Syria subsequently committed to getting rid of its stockpiles of chemical weapons and the U.N. Security Council voted unanimously on Friday to oblige it to do so based on a plan made by the Organisation for the Prohibition of Chemical Weapons.
Al-Moallem claimed that it is clear to all that offshoots of al-Qaida — "the most dangerous terrorist organization in the world" — is fighting in the Syrian civil war. But some countries refuse to recognize it, he charged.
"The scenes of murder, manslaughter and eating human hearts were shown on TV screens, but did not touch blind consciences," al-Moallem said.
"There are innocent civilians whose heads are put on the grill just because they violate the extremist ideology and deviant views of al-Qaida. In Syria ... there are murderers who dismember human bodies into pieces while still alive and send their limbs to their families, just because those citizens are defending a unified and secular Syria."
A video published online in May purported to show a member of Syria's armed opposition eating a human heart while the body of a Syrian soldier lay close by. The video drew condemnation from human rights groups as well as the Syrian National Coalition, one of the main opposition groups.
Another video the minister referred to purportedly showed rebels grilling the head of a Syrian soldier.
As rebels gain more territory and a multitude of militias, jihadists and criminals join the fight against Assad, reports of serious human rights abuses committed by armed opposition elements are on the rise.
Summary executions committed by rebel forces — albeit on a far smaller scale than the regime's alleged atrocities — have put the West in a difficult position as it seeks to arm, train and otherwise aid the rebels.
Al-Moallem said his government was committed to a political solution to the conflict, which he called a war against "terror" and not a civil war as the international community has been referring to it for months. He added that "terrorists" from 83 countries are operating in Syria.
The Syrian regime has long referred to the entire opposition rising up against Assad as "terrorists."
"Our commitment to a political solution does not mean watching our mosques and churches destroyed, as is happening in Homs and Aleppo, and is happening now in the town of Maaloula, the only place in the world whose people still speak the language of Jesus Christ."
The al-Qaida-affiliated Jabhat al-Nusra, or Nusra Front, carried out an armed attack on Maaloula in western Syria earlier this month. Rebels from the Western-backed Free Syrian Army also fought government forces on the outskirts of the town, home to around 2,000 mostly Christian residents.
The Assad family relied on the support of religious and ethnic minorities in its tight control of Syria for the four decades preceding the civil war. Some minorities, particularly Christians and members of Assad's Alawite sect, an offshoot of Shiite Islam, have been the target of violent attacks during the war.
Alawites are a minority in Syria while the opposition is dominated by the majority Sunni sect.
Al-Moallem said armed Islamist groups in Syria are using "perverted concepts of religion that have nothing to do with Islam."

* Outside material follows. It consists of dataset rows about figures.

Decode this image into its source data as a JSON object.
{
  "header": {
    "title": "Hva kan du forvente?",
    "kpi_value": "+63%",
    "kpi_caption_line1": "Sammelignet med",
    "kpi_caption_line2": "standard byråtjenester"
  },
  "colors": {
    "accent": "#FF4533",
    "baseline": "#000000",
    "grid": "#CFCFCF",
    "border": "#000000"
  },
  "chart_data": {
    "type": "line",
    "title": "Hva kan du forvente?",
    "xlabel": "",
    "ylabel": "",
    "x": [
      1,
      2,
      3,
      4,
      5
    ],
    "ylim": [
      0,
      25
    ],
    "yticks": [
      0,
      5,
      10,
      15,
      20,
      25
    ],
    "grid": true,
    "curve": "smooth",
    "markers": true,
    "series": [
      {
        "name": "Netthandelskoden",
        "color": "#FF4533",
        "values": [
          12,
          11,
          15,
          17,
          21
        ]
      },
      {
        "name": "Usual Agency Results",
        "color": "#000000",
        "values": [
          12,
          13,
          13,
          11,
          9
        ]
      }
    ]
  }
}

The Syrian foreign minister also touched on regional issues drawing attention to his government's call a decade ago to making the Middle East free of weapons of mass destruction.
"Syria stresses that establishing a free zone of weapons of mass destruction in the region is unachievable without the accession of Israel, the only nuclear power in the region, to all treaties banning such weapons," he said.
Israel does not deny or confirm that it has nuclear weapons though it is widely believed to possess them. Israel has also not ratified the world convention banning chemical weapons.